The first reference to a form of football in the town was to the rugby football code in the 1870s. The earliest reference to association football being played in Kelso is of the Kelso Athletic club losing 3–0 at home to Swinton towards the end of 1889.

In 1890, Kelso Rugby Club formed an association side, suspected of being "for the purpose of spiting the Athletic". The two clubs played a less-than-friendly friendly on Springwood Park at the end of 1890, which ended 0–0. Kelso F.C. held a vote at the end of the season as to whether to continue with association, and by a majority of 8 resolved to do so.

Kelso Athletic was the first club from the town to play competitive football at county level, by playing two ties in the 1890–91 Border Cup (surviving a protest from Vale of Gala for playing in "mixed colours"). However, from 1891 the Athletic seems to have been absorbed by the rugby club, with at least three of the Athletic players (including captain Faulds) in the Kelso Association Club's side, and there being no further record of the Athletic, Kelso taking over the role of being the town's representative at county level.

Kelso however lost its first ties in the Border Cup every season from 1891–92 to 1896–97. Despite this lack of success, Kelso entered the Scottish Cup for the first time in the first preliminary round in 1894–95, losing 5–0 at home to Uphall. The following season, Kelso entered the East of Scotland Shield and King Cup for the first time, as well as the new Scottish Qualifying Cup. The club lost in the first round of the Shield and King Cup, and scratched from the Qualifying Cup. 1896–97 was slightly better, as it won one tie (beating Vale of Leithen in the Shield), but scratched again in the Qualifying Cup, and the following season another scratching in the Qualifying Cup effectively ensured the club's exclusion from senior football in future. Kelso also withdrew from the East of Scotland Association in 1897, citing transport difficulties.

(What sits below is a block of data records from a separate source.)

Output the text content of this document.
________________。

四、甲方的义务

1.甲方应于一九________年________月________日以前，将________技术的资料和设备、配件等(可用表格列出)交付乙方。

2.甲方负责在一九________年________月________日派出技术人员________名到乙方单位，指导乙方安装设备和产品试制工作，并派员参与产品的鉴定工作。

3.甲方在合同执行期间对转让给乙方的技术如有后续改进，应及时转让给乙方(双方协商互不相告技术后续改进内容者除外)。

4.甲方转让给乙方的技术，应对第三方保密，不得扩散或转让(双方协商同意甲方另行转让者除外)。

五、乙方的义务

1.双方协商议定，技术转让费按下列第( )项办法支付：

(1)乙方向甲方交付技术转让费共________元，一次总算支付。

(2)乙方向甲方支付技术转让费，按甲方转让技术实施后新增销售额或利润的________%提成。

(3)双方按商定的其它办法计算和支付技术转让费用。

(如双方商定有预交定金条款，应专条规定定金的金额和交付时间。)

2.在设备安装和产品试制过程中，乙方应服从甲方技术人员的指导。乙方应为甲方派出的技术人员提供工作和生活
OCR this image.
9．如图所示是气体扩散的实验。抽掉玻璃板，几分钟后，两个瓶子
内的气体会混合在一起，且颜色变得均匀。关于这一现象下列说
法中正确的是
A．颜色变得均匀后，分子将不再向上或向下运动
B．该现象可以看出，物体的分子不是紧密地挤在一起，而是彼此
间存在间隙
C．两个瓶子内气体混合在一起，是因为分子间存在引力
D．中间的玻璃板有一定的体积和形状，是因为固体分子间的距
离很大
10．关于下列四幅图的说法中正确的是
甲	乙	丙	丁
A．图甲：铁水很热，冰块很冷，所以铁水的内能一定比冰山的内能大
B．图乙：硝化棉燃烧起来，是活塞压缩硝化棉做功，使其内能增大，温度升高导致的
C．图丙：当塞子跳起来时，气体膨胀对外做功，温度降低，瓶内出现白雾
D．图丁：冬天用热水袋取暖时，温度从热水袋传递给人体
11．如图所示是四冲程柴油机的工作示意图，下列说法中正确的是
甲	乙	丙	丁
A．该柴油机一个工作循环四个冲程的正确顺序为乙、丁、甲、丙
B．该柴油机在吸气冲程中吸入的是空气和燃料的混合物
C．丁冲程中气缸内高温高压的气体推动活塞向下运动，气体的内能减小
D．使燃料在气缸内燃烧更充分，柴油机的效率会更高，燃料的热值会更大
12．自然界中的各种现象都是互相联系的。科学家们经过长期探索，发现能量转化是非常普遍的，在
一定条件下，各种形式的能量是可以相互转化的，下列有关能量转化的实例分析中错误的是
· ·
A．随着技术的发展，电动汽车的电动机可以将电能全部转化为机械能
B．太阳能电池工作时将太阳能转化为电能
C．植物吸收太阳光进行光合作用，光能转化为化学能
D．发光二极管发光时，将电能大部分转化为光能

The club therefore reverted to local football afterwards, and its first win in the Border Cup, in 1897–98 - 1–0 at Duns - put the club in the final. Despite home advantage, Kelso lost 4–3 to Peebles Rovers, throwing away a three-goal lead, and missing a penalty. Kelso reached two more finals; in 1900–01 it lost 3–1 to Vale of Leithen at Duns, and in 1913–14 lost to Gala Fairydean at Selkirk. It did not re-emerge after the First World War.

==Colours==

The club wore black and white vertical stripes, first adopted in December 1891.

==Ground==

The club's home as a senior club was Springwood Park, which had sometimes been used for association matches beforehand, although Shedden Park had also been used.